Crimes contra mulheres fazem Cristiane Dantas debater o tema em audiência pública


Na audiência pública promovida nesta segunda-feira (26) na Assembleia Legislativa, com o tema “Feminicídio: Como deter o agressor e evitar a morte anunciada?”, a deputada propositora Cristiane Dantas (PCdoB) começou a discursar pedindo um minuto de silêncio em memória de Isolda. Ela se referia a Isolda Claudino de Almeida, de 53 anos, assassinada há uma semana pelo ex-marido inconformado com a separação. Sentada à mesa de autoridades, Iná Claudino de Almeida, irmã da vítima.

“A morte dela expôs mais uma vez a fragilidade da proteção dada à mulher vítima de violência no Rio Grande do Norte”, disse a deputada Cristiane Dantas, ao afirmar que foi o feminicídio contra Isolda que motivou a realização dessa audiência, onde questionou as medidas protetivas, algumas oferecidas e não acatadas pela vítima por acreditar que o ex-companheiro não seria capaz de um ato extremo. “Muitos podem dizer que a morte de Isolda foi simplesmente pelo fato dela ter subestimado as ameaças sofridas. Essa ponderação tem razão de ser em virtude da natureza do ciclo de violência doméstica”, disse Cristiane, discutindo a falha existente na rede de proteção às mulheres vítimas de violência.
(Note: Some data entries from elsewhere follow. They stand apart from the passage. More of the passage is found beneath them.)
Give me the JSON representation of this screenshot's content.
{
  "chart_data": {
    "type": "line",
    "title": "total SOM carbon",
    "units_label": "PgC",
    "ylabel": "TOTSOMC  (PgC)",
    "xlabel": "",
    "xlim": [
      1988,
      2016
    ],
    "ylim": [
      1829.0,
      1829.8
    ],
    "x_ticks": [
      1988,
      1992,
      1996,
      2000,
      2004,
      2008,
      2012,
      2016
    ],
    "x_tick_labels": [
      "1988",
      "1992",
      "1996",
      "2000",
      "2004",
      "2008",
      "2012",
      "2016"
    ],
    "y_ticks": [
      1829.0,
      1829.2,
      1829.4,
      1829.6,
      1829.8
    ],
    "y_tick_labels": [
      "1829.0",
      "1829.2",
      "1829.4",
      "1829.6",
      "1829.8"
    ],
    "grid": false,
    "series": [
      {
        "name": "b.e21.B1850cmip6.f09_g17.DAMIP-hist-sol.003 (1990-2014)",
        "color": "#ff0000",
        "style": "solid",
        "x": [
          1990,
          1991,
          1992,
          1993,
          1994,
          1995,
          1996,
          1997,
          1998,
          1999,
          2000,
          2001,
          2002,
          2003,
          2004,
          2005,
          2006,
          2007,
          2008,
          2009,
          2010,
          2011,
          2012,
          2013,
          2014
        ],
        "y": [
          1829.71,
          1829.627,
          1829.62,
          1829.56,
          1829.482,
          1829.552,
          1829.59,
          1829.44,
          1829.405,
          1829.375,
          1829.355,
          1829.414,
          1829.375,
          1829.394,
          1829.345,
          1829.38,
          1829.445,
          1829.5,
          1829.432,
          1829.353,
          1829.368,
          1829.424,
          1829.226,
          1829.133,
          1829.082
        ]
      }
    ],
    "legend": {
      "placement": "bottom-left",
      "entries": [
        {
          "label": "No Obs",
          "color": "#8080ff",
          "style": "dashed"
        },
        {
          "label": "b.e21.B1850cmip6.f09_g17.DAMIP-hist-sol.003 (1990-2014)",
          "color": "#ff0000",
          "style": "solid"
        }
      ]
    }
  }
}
Por isso, o que nos traz aqui hoje é principalmente esse questionamento: “Como deter o agressor e evitar a morte anunciada?”, questionou a deputada, lamentando que a vítima deixou quatro filhos. Cristiane lembrou que em 2015 foi sancionada a Lei do Feminicídio, crime considerado hediondo, com pena de 12 a 30 anos de prisão, mas que não impediu que atos violentos contra esposas, mães, companheiras e namoradas continuassem acontecendo, com base na “certeza da impunidade”.

A deputada também lembrou que em 2016 foi sancionada uma lei de sua autoria, elaborada com a participação de da Defensoria Pública e da Coordenadoria de Defesa das Mulheres, que instituiu a Patrulha Maria da Penha. A patrulha foi instituída para fiscalizar o cumprimento das medidas protetivas, visitando as mulheres vítimas da violência em suas casas e locais de trabalho. “Ainda hoje a patrulha ainda não funciona em sua plenitude”, denunciou Cristiane, que também preside a Frente Parlamentar da Mulher na Assembleia Legislativa.